Non-ASCII passwords, in both forms and basic interfaces, are converted to UTF-8 bytes with each UTF-8 byte in a separate Unicode character in the password string. We are using a custom realm, but we expect this behaviour would be consistent across all the realms. A logical implementation would be to map the UTF-8 character to the equivalent Unicode character before presenting the Unicode password String in the interface. This is similar to Tomcat 5 bug 29091.
As bug 29091 states, this is not an easy fix.

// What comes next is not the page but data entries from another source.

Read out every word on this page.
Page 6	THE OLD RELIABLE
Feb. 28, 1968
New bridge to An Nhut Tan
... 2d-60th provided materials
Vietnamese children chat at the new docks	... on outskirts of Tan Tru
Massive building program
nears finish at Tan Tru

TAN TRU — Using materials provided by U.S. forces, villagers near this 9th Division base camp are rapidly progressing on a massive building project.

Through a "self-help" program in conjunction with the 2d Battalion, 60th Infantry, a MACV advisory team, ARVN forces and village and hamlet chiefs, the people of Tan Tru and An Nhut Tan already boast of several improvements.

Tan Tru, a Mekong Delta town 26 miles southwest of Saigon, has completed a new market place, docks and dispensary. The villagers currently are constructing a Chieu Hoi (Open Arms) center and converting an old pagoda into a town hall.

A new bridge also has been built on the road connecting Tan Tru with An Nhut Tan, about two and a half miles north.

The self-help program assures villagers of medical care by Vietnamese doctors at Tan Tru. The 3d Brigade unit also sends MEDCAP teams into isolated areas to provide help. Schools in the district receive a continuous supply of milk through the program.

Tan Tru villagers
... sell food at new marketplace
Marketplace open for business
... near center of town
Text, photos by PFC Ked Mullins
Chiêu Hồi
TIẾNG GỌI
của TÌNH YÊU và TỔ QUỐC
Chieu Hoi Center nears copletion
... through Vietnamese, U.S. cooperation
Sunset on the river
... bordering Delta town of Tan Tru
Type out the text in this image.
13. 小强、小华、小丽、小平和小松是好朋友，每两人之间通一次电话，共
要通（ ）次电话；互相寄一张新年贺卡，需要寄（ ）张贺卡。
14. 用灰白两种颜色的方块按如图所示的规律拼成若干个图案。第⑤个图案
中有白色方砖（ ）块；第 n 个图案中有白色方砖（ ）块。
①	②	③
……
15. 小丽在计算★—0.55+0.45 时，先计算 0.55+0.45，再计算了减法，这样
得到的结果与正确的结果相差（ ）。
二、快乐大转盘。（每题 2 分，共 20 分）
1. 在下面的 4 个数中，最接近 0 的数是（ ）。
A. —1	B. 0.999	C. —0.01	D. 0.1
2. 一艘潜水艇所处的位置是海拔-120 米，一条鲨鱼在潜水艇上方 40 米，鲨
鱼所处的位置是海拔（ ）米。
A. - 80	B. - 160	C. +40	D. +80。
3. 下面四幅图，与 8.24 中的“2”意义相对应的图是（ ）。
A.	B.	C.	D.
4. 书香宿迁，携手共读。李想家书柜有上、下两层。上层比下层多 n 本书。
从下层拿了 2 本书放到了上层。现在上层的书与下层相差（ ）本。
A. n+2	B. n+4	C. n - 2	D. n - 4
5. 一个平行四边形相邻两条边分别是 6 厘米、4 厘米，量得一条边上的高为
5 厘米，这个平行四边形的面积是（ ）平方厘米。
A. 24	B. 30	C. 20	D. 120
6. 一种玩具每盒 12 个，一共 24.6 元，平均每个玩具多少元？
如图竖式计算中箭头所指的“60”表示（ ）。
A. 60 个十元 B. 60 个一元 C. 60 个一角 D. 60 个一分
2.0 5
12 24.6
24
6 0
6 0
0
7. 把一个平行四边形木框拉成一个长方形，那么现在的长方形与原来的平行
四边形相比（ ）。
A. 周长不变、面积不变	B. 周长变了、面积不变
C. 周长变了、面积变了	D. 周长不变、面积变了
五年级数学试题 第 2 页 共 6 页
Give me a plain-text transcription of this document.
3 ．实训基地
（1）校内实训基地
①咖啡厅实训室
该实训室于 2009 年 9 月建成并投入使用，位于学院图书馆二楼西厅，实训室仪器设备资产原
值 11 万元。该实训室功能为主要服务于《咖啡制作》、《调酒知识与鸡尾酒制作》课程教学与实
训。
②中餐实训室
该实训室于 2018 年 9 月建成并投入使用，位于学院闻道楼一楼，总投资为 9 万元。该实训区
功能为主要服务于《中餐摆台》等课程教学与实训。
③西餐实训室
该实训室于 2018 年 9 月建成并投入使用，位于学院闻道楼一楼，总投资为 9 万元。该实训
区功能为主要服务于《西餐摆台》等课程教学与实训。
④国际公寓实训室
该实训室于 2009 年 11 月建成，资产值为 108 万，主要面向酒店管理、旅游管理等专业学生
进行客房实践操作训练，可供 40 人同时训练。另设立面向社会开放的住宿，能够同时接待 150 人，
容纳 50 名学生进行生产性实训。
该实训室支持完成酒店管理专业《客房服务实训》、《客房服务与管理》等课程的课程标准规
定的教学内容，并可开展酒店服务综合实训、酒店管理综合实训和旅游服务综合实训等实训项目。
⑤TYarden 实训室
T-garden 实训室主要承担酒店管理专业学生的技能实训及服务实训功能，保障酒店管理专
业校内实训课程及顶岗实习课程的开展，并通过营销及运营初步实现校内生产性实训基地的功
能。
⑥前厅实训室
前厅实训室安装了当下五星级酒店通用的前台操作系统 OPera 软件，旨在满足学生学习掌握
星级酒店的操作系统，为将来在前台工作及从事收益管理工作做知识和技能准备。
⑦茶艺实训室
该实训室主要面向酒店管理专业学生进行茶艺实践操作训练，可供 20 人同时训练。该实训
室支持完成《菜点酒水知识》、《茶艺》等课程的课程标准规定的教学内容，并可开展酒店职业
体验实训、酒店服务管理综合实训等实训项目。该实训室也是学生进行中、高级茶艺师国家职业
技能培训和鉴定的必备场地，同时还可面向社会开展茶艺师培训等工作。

Quick update: The fix (using the filter) described in 29091 appears to resolve the issues with the admin app (passwords are saved correctly in UTF-8) but a much trickier problem has emerged in testing. For BASIC auth the password is converted to bytes and base 64 encoded. The problem appears to be the different browsers (at least IE and FireFox) make different encoding assumptions (and neither seem to assume UTF-8) at this point because the same username and password results in different Authorization headers. It is looking like another i18n grey area but I will do some more work to see if there is anything that can be done to work around this fun and games.
Yep. BASIC auth and non-ASCII passwords is a mess before it even gets to Tomcat. Mozilla definitely (and I suspect IE as well) does a lossy conversion of non-ASCII usernames and passwords before base64 encoding. There is no way I can see of Tomcat supporting BASIC auth for non-ASCII usernames and passwords as things currently stand. On to FORM auth...
FORM and DIGEST required a few small fixes - these have been applied to CVS for TC4 and TC5. Remember that for editing of these to work correctly via the admin app, the SetCharacterEncodingFilter must be configured.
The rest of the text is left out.